MDS Alert

Medicare Payment:

Manage Significant Change Assessments Before They Drain Your Coffers

Follow these strategies to secure fair reimbursement for services.

MDS teams that don't know when and how to do significant change in status assessments for Part A-stay residents will end up leaving more than chump change on the RUG table.

That's because a significant change in a resident's condition can lead to a new RUG score and different payment, according to Christine Twombly, RNC, chief clinical consultant for Reingruber & Company in St. Petersburg, FL.

The first step: Know what the RAI user's manual counts as a significant change and the time frame for completing an SCSA, which is 14 days from when you determine a resident has improved or declined in a way that:

•  will not normally resolve itself without staff intervention or by implementing standard disease-related clinical interventions, e.g., it isn't self-limiting;

•  impacts more than one area of the resident's health status; and

•  requires interdisciplinary review and/or revision of the care plan.

What wouldn't count as a significant change? "The RAI manual says you don't do an SCSA for a self-limited condition but rather for a decline or improvement in two areas now thought to be permanent," says Twombly. And a resident with a UTI who develops confusion and urinary incontinence may appear to require an SCSA because he's had changes in two or more areas, she notes. But the UTI is causing the mental status change and incontinence, which will likely resolve when the infection clears, she adds. "So that's one situation where an SCSA isn't really warranted," Twombly says. Even so, the care plan should always be up to date.

Conversely, some resident declines may actually require a SCSA that could result in a new RUG category, even though the change doesn't appear initially to affect more than one area of the resident's functioning or clinical status.

Example: A new Stage II pressure ulcer  may not appear to meet the definition of an SCSA if you go strictly by the manual's criteria, observes Cathy Sorgee, RN, a consultant with The Broussard Group in Lake Charles, LA. But in such cases, you will usually find the resident has experienced more than one decline. "Maybe the person required extensive assistance with bed mobility and transfer but now requires total assistance," says Broussard. "The person may have had a decline in nutritional intake or weight." 

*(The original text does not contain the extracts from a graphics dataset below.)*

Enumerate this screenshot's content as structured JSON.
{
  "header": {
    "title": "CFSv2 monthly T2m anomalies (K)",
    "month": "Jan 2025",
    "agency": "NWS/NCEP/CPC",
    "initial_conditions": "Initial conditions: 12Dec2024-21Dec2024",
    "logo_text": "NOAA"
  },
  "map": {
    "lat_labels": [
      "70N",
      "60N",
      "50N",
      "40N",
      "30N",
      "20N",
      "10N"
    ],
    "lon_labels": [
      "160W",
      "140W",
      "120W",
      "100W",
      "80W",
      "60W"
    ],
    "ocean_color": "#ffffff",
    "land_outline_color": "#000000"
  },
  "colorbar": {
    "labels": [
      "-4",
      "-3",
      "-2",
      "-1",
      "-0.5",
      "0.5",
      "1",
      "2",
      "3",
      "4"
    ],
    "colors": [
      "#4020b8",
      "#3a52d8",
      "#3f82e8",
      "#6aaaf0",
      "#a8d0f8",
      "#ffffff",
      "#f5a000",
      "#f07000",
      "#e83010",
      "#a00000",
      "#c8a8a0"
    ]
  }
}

Strategically Manage the ARD 

You have 14 days to do an SCSA after determining a resident has had a significant change. Within that time frame, select an ARD for the assessment that doesn't penalize the facility financially, says Marilyn Mines, RN, BC, director of clinical services for FR&R Healthcare Consulting in Deerfield, IL. To pull that off, consider two objectives:

Goal #1: Set the ARD within the 14-day time frame to capture the "worst" clinical picture of the resident where he used the most services, resulting in a RUG with the highest case-mix index and, thus, best payment.

Examples: The resident develops a Stage III pressure ulcer that becomes infected, and he receives IV fluids and IV antibiotics. The staff determines the person has also had an ADL decline. You'd want to set the ARD to capture both of the IV services because that can affect what SE category the person goes into--and the ADL score for SE, which is a minimum of 7, says Patricia Boyer, RN, MSM, NHA, president of Boyer & Associates in Brookfield, WI.

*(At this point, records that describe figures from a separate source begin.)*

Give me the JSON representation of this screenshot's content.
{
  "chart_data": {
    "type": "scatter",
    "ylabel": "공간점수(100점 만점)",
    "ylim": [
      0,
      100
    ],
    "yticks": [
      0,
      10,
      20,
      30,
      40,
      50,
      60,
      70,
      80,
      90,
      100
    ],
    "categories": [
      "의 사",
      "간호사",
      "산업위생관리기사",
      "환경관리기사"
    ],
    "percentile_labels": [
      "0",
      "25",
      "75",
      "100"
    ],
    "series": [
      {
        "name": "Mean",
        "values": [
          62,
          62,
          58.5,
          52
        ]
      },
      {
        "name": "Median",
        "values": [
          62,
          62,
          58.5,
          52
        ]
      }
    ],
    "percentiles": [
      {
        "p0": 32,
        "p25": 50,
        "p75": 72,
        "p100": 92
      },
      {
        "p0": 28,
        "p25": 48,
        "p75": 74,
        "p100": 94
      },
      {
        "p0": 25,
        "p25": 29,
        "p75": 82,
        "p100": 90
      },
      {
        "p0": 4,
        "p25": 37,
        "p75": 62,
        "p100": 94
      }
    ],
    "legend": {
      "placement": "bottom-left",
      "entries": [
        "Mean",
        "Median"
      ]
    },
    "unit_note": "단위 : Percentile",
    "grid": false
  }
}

A resident receiving rehab who develops an infected pressure ulcer and receives IV medication or IV fluids and has an ADL score of at least 7 would go into one of the new rehab plus extensive services groups. But you'd have to set the ARD to capture the services, Boyer notes.

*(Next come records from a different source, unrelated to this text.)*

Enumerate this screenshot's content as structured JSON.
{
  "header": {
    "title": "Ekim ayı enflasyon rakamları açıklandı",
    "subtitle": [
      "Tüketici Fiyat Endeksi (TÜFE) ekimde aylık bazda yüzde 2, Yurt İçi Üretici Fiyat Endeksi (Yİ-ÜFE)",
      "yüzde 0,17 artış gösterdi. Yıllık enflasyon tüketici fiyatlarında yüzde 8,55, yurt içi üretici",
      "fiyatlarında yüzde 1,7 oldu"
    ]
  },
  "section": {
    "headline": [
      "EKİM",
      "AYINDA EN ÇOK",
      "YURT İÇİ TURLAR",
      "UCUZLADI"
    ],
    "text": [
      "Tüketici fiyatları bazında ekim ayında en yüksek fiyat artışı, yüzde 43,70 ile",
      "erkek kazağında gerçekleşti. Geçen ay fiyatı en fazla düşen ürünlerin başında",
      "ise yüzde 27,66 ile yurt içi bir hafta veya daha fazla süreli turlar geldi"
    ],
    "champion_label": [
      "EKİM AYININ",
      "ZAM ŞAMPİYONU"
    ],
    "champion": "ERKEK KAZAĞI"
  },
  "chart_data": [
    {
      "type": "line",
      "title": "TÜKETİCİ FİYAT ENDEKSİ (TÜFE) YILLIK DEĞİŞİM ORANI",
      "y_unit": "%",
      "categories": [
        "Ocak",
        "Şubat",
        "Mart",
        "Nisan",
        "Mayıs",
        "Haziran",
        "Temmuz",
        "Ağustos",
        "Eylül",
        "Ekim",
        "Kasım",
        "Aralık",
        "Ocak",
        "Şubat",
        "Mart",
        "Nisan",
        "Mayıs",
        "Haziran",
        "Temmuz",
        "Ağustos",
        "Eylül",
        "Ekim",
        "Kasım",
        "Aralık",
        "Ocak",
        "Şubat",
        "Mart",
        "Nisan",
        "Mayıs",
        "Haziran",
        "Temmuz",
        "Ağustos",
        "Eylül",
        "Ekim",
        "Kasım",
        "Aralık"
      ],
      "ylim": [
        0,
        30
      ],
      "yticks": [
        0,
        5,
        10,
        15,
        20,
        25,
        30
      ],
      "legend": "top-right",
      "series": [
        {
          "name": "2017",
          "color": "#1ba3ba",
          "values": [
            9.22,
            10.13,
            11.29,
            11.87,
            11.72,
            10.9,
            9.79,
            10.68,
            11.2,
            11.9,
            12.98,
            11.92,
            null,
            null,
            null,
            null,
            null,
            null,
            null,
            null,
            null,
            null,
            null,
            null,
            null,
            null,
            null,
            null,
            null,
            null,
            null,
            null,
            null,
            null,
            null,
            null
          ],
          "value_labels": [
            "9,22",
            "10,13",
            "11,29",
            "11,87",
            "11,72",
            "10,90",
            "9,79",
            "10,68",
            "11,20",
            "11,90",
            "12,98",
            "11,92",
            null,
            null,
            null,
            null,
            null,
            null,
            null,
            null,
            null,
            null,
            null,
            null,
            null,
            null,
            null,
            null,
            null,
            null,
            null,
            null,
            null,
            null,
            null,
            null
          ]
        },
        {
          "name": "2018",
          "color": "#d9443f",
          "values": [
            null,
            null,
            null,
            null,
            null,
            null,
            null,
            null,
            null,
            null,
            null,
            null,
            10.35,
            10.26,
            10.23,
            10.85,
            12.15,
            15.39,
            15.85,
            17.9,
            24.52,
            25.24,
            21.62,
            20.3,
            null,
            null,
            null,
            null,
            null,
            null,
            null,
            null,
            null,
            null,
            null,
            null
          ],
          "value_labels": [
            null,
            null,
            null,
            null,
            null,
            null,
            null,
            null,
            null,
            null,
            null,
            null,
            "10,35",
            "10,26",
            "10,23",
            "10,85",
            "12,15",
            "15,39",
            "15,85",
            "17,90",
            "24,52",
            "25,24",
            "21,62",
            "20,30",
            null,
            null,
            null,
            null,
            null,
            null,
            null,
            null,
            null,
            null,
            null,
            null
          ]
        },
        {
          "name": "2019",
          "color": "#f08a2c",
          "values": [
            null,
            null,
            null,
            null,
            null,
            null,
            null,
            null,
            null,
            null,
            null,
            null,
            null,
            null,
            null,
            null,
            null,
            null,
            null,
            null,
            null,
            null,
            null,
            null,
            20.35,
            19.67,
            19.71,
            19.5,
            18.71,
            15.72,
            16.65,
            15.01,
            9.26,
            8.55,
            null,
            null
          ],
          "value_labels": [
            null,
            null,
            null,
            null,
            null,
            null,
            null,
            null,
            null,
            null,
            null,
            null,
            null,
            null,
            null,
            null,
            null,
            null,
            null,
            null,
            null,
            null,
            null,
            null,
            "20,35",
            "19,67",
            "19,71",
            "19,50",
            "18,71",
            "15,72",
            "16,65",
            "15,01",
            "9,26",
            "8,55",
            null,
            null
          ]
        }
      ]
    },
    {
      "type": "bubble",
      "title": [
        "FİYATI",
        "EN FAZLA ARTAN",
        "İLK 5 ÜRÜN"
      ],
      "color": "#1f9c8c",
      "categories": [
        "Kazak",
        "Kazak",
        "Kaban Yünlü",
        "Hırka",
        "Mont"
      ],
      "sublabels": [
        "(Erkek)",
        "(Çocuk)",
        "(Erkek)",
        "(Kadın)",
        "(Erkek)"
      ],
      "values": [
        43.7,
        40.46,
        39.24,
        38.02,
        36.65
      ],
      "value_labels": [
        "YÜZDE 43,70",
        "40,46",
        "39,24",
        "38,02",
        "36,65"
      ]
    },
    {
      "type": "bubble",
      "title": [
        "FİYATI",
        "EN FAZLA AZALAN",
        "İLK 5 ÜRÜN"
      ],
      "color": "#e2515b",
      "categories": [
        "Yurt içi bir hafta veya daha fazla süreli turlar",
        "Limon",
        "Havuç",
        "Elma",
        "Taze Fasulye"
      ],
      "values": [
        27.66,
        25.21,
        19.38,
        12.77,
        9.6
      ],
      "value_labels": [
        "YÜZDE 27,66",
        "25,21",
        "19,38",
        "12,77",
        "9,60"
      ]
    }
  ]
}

Goal #2: Set the ARD for a sicker resident at the best payment level as early as possible because the new RUG rate changes as of the ARD.

Example: A resident is coming up on a 30-day Medicare-required assessment, offers Boyer. And you determine on day 21 that he has suffered a decline that will put him in a RUG with a higher case-mix index. If you set the ARD on day 21 for a combined SCSA and 30-day Medicare-required assessment, then the payment would change on day 21 and run through the entire cycle for the 30-day MDS or until the patient is discharged.

You could also identify the SCSA on day 18 and set the ARD on day 21 for the combined SCSA and 30-day Medicare MDS assessment, as long as you capture the resident's highest acuity/service utilization, Boyer adds.

When the Resident Improves

How would you manage the ARD in doing an SCSA for a resident who is improving? Say a resident starts eating again so his nutritional and ADL status improves and his two Stage II pressure ulcers heal. "Strategically managing the ARD, you could wait until your next MDS-required assessment--if it's within 14 days of when you determined the resident had a significant change," says Boyer. Anytime you can combine assessments, that's a plus, she adds, because staff don't spend extra time doing two MDSs, she adds.

One day can make a difference: Say you note a resident has a significant change by the 14th day of his stay resulting in a lower-paying RUG category. If you set the ARD even for day 15 rather than day 14 for a combined SCSA and 14-day MDS, the payment will change on day 15 rather than day 14--and run through day 30, notes Mines. That means the facility won't lose the 14th day of higher payment, since the payment changes as of the ARD, she says. One day of higher payment may not sound like much, Mines notes, but if it's happening10 times a month, that adds up, she says.